Second, the Eleventh Circuit noted that the Supreme Court of Florida has interpreted the phrase “arising out of” broadly and held that it is “broader in meaning than the term ‘caused by’ and means ‘originating from,’ ‘having its origin in,’ ‘growing out of,’ ‘flowing from,’ ‘incident to’ or ‘having a connection with.’” Taurus Holdings, 913 So. 2d at 539. Thus, the Court concluded that Florida’s broad interpretation of the phrase “arising out of” meant that if the class action even “had a connection with” the invasion of privacy, the lawsuit fell under the invasion of privacy exclusion. See id.
Lastly, the Eleventh Circuit concluded that the class action arose out of an “invasion of privacy” because the class complaint specifically alleged that the company intentionally invaded the class members’ privacy and sought recovery for those invasions.

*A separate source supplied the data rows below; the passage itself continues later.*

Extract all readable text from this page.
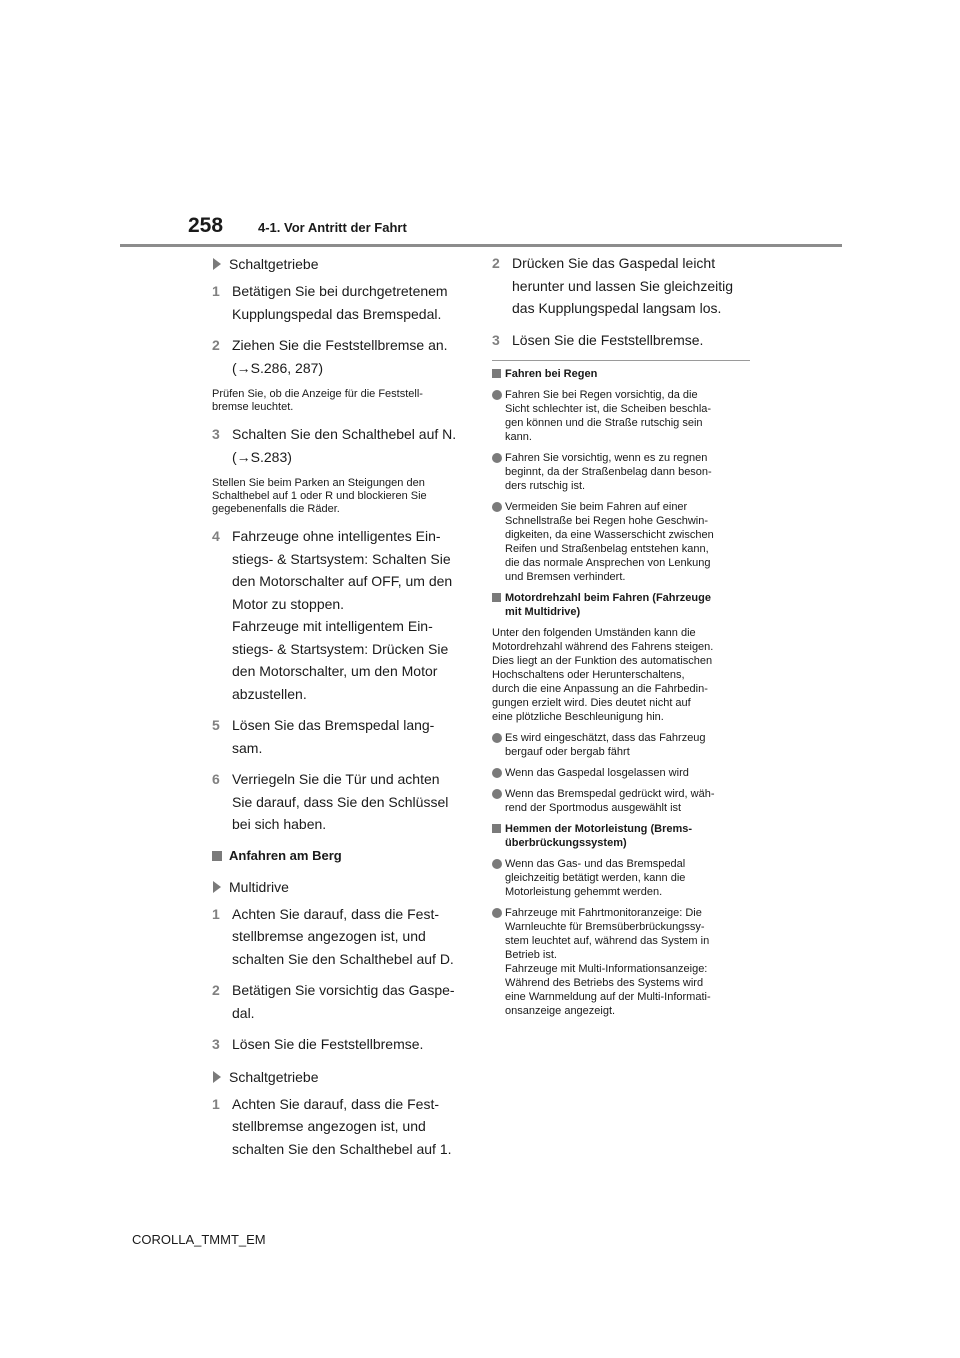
258	4-1. Vor Antritt der Fahrt
Schaltgetriebe
1 Betätigen Sie bei durchgetretenem
Kupplungspedal das Bremspedal.
2 Ziehen Sie die Feststellbremse an.
(→S.286, 287)
Prüfen Sie, ob die Anzeige für die Feststell-
bremse leuchtet.
3 Schalten Sie den Schalthebel auf N.
(→S.283)
Stellen Sie beim Parken an Steigungen den
Schalthebel auf 1 oder R und blockieren Sie
gegebenenfalls die Räder.
4 Fahrzeuge ohne intelligentes Ein-
stiegs- & Startsystem: Schalten Sie
den Motorschalter auf OFF, um den
Motor zu stoppen.
Fahrzeuge mit intelligentem Ein-
stiegs- & Startsystem: Drücken Sie
den Motorschalter, um den Motor
abzustellen.
5 Lösen Sie das Bremspedal lang-
sam.
6 Verriegeln Sie die Tür und achten
Sie darauf, dass Sie den Schlüssel
bei sich haben.
Anfahren am Berg
Multidrive
1 Achten Sie darauf, dass die Fest-
stellbremse angezogen ist, und
schalten Sie den Schalthebel auf D.
2 Betätigen Sie vorsichtig das Gaspe-
dal.
3 Lösen Sie die Feststellbremse.
Schaltgetriebe
1 Achten Sie darauf, dass die Fest-
stellbremse angezogen ist, und
schalten Sie den Schalthebel auf 1.
2 Drücken Sie das Gaspedal leicht
herunter und lassen Sie gleichzeitig
das Kupplungspedal langsam los.
3 Lösen Sie die Feststellbremse.
Fahren bei Regen
Fahren Sie bei Regen vorsichtig, da die
Sicht schlechter ist, die Scheiben beschla-
gen können und die Straße rutschig sein
kann.
Fahren Sie vorsichtig, wenn es zu regnen
beginnt, da der Straßenbelag dann beson-
ders rutschig ist.
Vermeiden Sie beim Fahren auf einer
Schnellstraße bei Regen hohe Geschwin-
digkeiten, da eine Wasserschicht zwischen
Reifen und Straßenbelag entstehen kann,
die das normale Ansprechen von Lenkung
und Bremsen verhindert.
Motordrehzahl beim Fahren (Fahrzeuge
mit Multidrive)
Unter den folgenden Umständen kann die
Motordrehzahl während des Fahrens steigen.
Dies liegt an der Funktion des automatischen
Hochschaltens oder Herunterschaltens,
durch die eine Anpassung an die Fahrbedin-
gungen erzielt wird. Dies deutet nicht auf
eine plötzliche Beschleunigung hin.
Es wird eingeschätzt, dass das Fahrzeug
bergauf oder bergab fährt
Wenn das Gaspedal losgelassen wird
Wenn das Bremspedal gedrückt wird, wäh-
rend der Sportmodus ausgewählt ist
Hemmen der Motorleistung (Brems-
überbrückungssystem)
Wenn das Gas- und das Bremspedal
gleichzeitig betätigt werden, kann die
Motorleistung gehemmt werden.
Fahrzeuge mit Fahrtmonitoranzeige: Die
Warnleuchte für Bremsüberbrückungssy-
stem leuchtet auf, während das System in
Betrieb ist.
Fahrzeuge mit Multi-Informationsanzeige:
Während des Betriebs des Systems wird
eine Warnmeldung auf der Multi-Informati-
onsanzeige angezeigt.
COROLLA_TMMT_EM
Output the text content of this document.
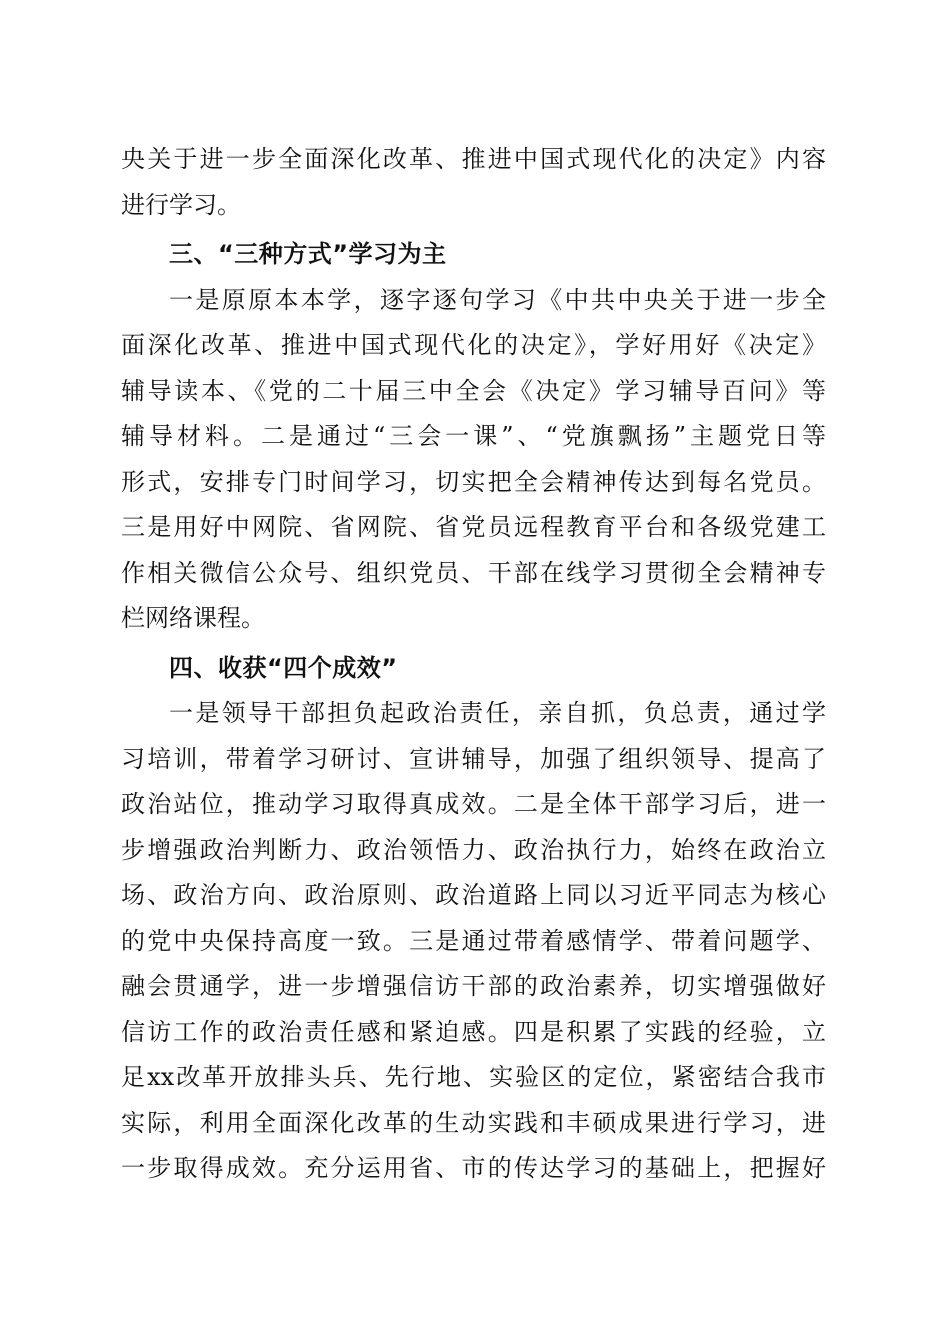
央关于进一步全面深化改革、推进中国式现代化的决定》内容
进行学习。
三、“三种方式”学习为主
一是原原本本学，逐字逐句学习《中共中央关于进一步全
面深化改革、推进中国式现代化的决定》，学好用好《决定》
辅导读本、《党的二十届三中全会《决定》学习辅导百问》等
辅导材料。二是通过“三会一课”、“党旗飘扬”主题党日等
形式，安排专门时间学习，切实把全会精神传达到每名党员。
三是用好中网院、省网院、省党员远程教育平台和各级党建工
作相关微信公众号、组织党员、干部在线学习贯彻全会精神专
栏网络课程。
四、收获“四个成效”
一是领导干部担负起政治责任，亲自抓，负总责，通过学
习培训，带着学习研讨、宣讲辅导，加强了组织领导、提高了
政治站位，推动学习取得真成效。二是全体干部学习后，进一
步增强政治判断力、政治领悟力、政治执行力，始终在政治立
场、政治方向、政治原则、政治道路上同以习近平同志为核心
的党中央保持高度一致。三是通过带着感情学、带着问题学、
融会贯通学，进一步增强信访干部的政治素养，切实增强做好
信访工作的政治责任感和紧迫感。四是积累了实践的经验，立
足xx改革开放排头兵、先行地、实验区的定位，紧密结合我市
实际，利用全面深化改革的生动实践和丰硕成果进行学习，进
一步取得成效。充分运用省、市的传达学习的基础上，把握好
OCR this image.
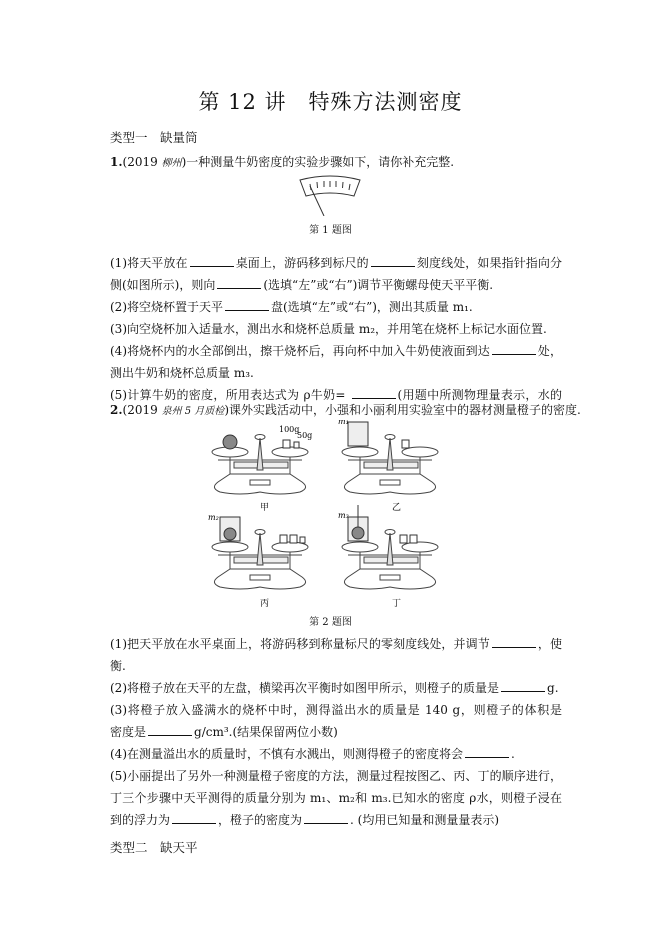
第 12 讲　特殊方法测密度
类型一　缺量筒
1.(2019 柳州)一种测量牛奶密度的实验步骤如下，请你补充完整.
第 1 题图
(1)将天平放在	桌面上，游码移到标尺的	刻度线处，如果指针指向分
侧(如图所示)，则向	(选填“左”或“右”)调节平衡螺母使天平平衡.
(2)将空烧杯置于天平	盘(选填“左”或“右”)，测出其质量 m₁.
(3)向空烧杯加入适量水，测出水和烧杯总质量 m₂，并用笔在烧杯上标记水面位置.
(4)将烧杯内的水全部倒出，擦干烧杯后，再向杯中加入牛奶使液面到达	处，
测出牛奶和烧杯总质量 m₃.
(5)计算牛奶的密度，所用表达式为 ρ牛奶=	(用题中所测物理量表示，水的
2.(2019 泉州 5 月质检)课外实践活动中，小强和小丽利用实验室中的器材测量橙子的密度.
100g
50g
甲
m₁
乙
m₂
丙
m₃
丁
第 2 题图
(1)把天平放在水平桌面上，将游码移到称量标尺的零刻度线处，并调节	，使
衡.
(2)将橙子放在天平的左盘，横梁再次平衡时如图甲所示，则橙子的质量是	g.
(3)将橙子放入盛满水的烧杯中时，测得溢出水的质量是 140 g，则橙子的体积是
密度是	g/cm³.(结果保留两位小数)
(4)在测量溢出水的质量时，不慎有水溅出，则测得橙子的密度将会	.
(5)小丽提出了另外一种测量橙子密度的方法，测量过程按图乙、丙、丁的顺序进行，
丁三个步骤中天平测得的质量分别为 m₁、m₂和 m₃.已知水的密度 ρ水，则橙子浸在
到的浮力为	，橙子的密度为	. (均用已知量和测量量表示)
类型二　缺天平
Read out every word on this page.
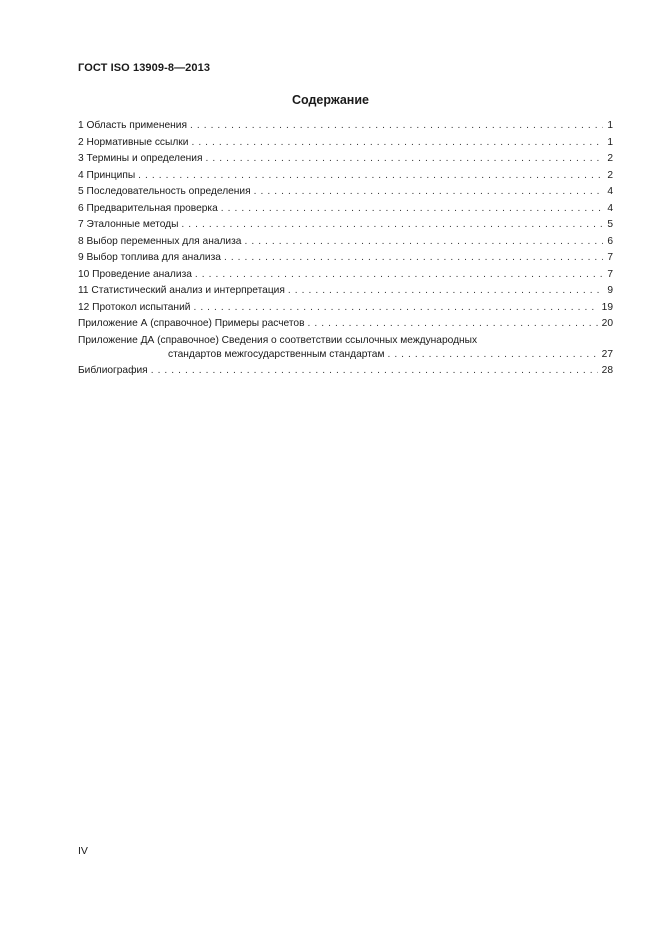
ГОСТ ISO 13909-8—2013
Содержание
1 Область применения . . .	1
2 Нормативные ссылки . . .	1
3 Термины и определения . . .	2
4 Принципы . . .	2
5 Последовательность определения . . .	4
6 Предварительная проверка . . .	4
7 Эталонные методы . . .	5
8 Выбор переменных для анализа . . .	6
9 Выбор топлива для анализа . . .	7
10 Проведение анализа . . .	7
11 Статистический анализ и интерпретация . . .	9
12 Протокол испытаний . . .	19
Приложение А (справочное) Примеры расчетов . . .	20
Приложение ДА (справочное) Сведения о соответствии ссылочных международных
стандартов межгосударственным стандартам . . .	27
Библиография . . .	28
IV
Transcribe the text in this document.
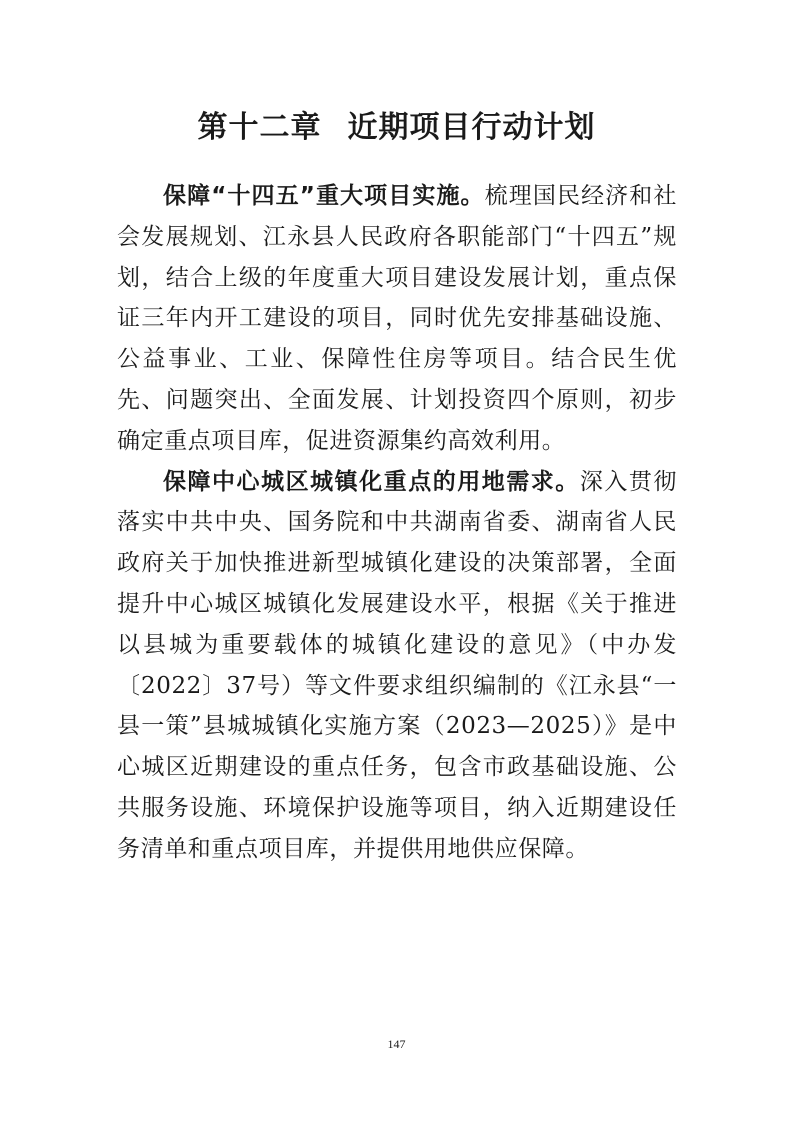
第十二章 近期项目行动计划

保障“十四五”重大项目实施。梳理国民经济和社会发展规划、江永县人民政府各职能部门“十四五”规划，结合上级的年度重大项目建设发展计划，重点保证三年内开工建设的项目，同时优先安排基础设施、公益事业、工业、保障性住房等项目。结合民生优先、问题突出、全面发展、计划投资四个原则，初步确定重点项目库，促进资源集约高效利用。

保障中心城区城镇化重点的用地需求。深入贯彻落实中共中央、国务院和中共湖南省委、湖南省人民政府关于加快推进新型城镇化建设的决策部署，全面提升中心城区城镇化发展建设水平，根据《关于推进以县城为重要载体的城镇化建设的意见》（中办发〔2022〕37号）等文件要求组织编制的《江永县“一县一策”县城城镇化实施方案（2023—2025）》是中心城区近期建设的重点任务，包含市政基础设施、公共服务设施、环境保护设施等项目，纳入近期建设任务清单和重点项目库，并提供用地供应保障。

147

The class plaintiffs argued that the invasion of privacy exclusion was ambiguous and should have been construed in favor of coverage because one reasonable interpretation was that, by listing multiple common law tort causes of action but not statutory causes of action like the TCPA, the exclusion did not reach a TCPA claim.
The Eleventh Circuit was not persuaded by this argument because the insurance policy did not specifically tie the invasion of privacy exclusion to claims alleging those listed tort causes of action. Instead, it broadly excluded “civil proceedings” “arising out of” an “invasion of privacy.” The Court explained that, when it construed the policy “as a whole” and “[gave] meaning to each of its provisions,” the invasion of privacy exclusion unambiguously excluded the class action—which is a civil proceeding arising out of an invasion of privacy—from coverage. Auto–Owners Ins. Co., 756 So. 2d at 34.
Therefore, although the Eleventh Circuit acknowledged that “invasion of privacy” is the name of a common law tort, it decided that it could not simply analyze the phrase without heeding the interpretive constraints imposed by the other terms in the policy.
Accordingly, because the invasion of privacy exclusion barred coverage for the class action, the Eleventh Circuit affirmed the trial court’s grant of summary judgment in favor of the insurer.